3. Creating a sense of adventure
A new style of “adventure learning” is being used with school students to engage them in challenges that are both mental and physical to develop determination and drive to succeed.
Activities like rope courses or structure building fosters team-building and problem-solving. Physical activities from exercising, brain activities like crosswords and puzzles or activities that rely heavily on both like painting or playing an instrument Lemon says it’s all about taking risks and stepping out of our comfort zones.
“When we step out into that vulnerability of not knowing, that’s where we can really stretch ourselves and grow even further.”
4. Fostering adaptability
“When we're adaptable and being truly tuned into that we’re opening up that opportunity to be true to ourselves and take that little step further out to embrace change and find something new that can help us even further,” says Lemon.
Changing our thoughts or how we do things comes down to engaging and experimenting with new approaches, says Lemon. To take one of her favourite sayings, it’s to “find out what’s right for us right now”, and those findings help as we continue to adapt.

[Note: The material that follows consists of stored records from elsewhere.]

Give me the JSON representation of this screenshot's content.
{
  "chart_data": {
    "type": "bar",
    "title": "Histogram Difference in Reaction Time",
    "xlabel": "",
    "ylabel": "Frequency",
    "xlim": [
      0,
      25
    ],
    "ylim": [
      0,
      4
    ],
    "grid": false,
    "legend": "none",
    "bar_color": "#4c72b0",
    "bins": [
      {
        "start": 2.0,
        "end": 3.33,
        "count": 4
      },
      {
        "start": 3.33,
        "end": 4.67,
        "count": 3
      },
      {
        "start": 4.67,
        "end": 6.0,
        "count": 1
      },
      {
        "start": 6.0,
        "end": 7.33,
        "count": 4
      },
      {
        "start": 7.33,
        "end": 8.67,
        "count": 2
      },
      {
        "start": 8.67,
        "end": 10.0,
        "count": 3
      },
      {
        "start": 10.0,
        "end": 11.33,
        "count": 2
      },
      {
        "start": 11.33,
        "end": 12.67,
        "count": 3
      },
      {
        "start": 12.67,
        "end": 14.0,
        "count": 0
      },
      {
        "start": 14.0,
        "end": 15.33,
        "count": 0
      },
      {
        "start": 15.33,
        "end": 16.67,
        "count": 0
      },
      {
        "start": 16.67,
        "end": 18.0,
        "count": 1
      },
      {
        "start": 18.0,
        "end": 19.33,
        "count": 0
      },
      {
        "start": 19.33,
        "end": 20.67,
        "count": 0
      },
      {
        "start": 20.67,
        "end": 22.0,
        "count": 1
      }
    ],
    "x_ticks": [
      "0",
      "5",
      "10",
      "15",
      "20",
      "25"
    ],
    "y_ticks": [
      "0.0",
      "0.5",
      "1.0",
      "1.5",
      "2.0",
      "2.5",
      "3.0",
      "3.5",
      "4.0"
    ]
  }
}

Anything that helps our brains’ neuroplasticity, the ability of our brains to change its neural networks and rewire itself.
5. Forging connection
Taking part in new and novel experiences helps you learn about yourself and learn from others, or with others, and that is what helps form connections. A significant part of the human experience is how we relate to each other, through our experiences and knowledge.
“The ability to be able to connect with others and embrace – that is absolutely incredible, especially when you find the right people,” says Lemon.
6. Experiencing and giving gratitude
Gratitude is a positive emotion that’s a beneficial side effect of learning new things or putting new knowledge into action says Lemon.
“If someone has shared something new or confronted you with something new, being able to acknowledge that by expressing gratitude for yourself, or that person – even a quick little email or if you see them over the water cooler, expressing ‘you said something about X and it really made me think’ is powerful.”
In a team environment, giving and receiving gratitude strengthens the cohesion of the team and produces positive professional outcomes.
7. Driving innovation
“It’s a wonderful aspect to coming up with new ideas and different approaches and it partners really well with creativity in that we can think beyond what already exists and be quite creative and different,” says Lemon.
When we embrace possibility with our approach, at an individual level and in a collaborative setting that is where ideas, problem-solving and invention succeeds.
8. Pushing us to seek improvement
Learning gives us a feeling of accomplishment and leads us to want that feeling again.
“Think about ways of how we can do things for the better and that can be in relation from working with your team, problem-solving, finding new solutions – but we’re looking for that ‘how can we improve someone else's life?’ – it’s a process, it’s our communication, there's so many different layers to that,” says Lemon.
For Lemon, learning should be a daily intention, but something that we embrace as being a constant surprise.
“It could be something formal like listening to a podcast or you read new literature, it can be conversations with colleagues working in teams to solve that problem or long-term projects where you’ve lost the energy for it, but a new spark has been set that we need to think about how we can progress that further,” says Lemon.
“If we have it as a daily intention, opening up that possibility to learn with and from each other, it really becomes ingrained in how we approach and engage in the world.”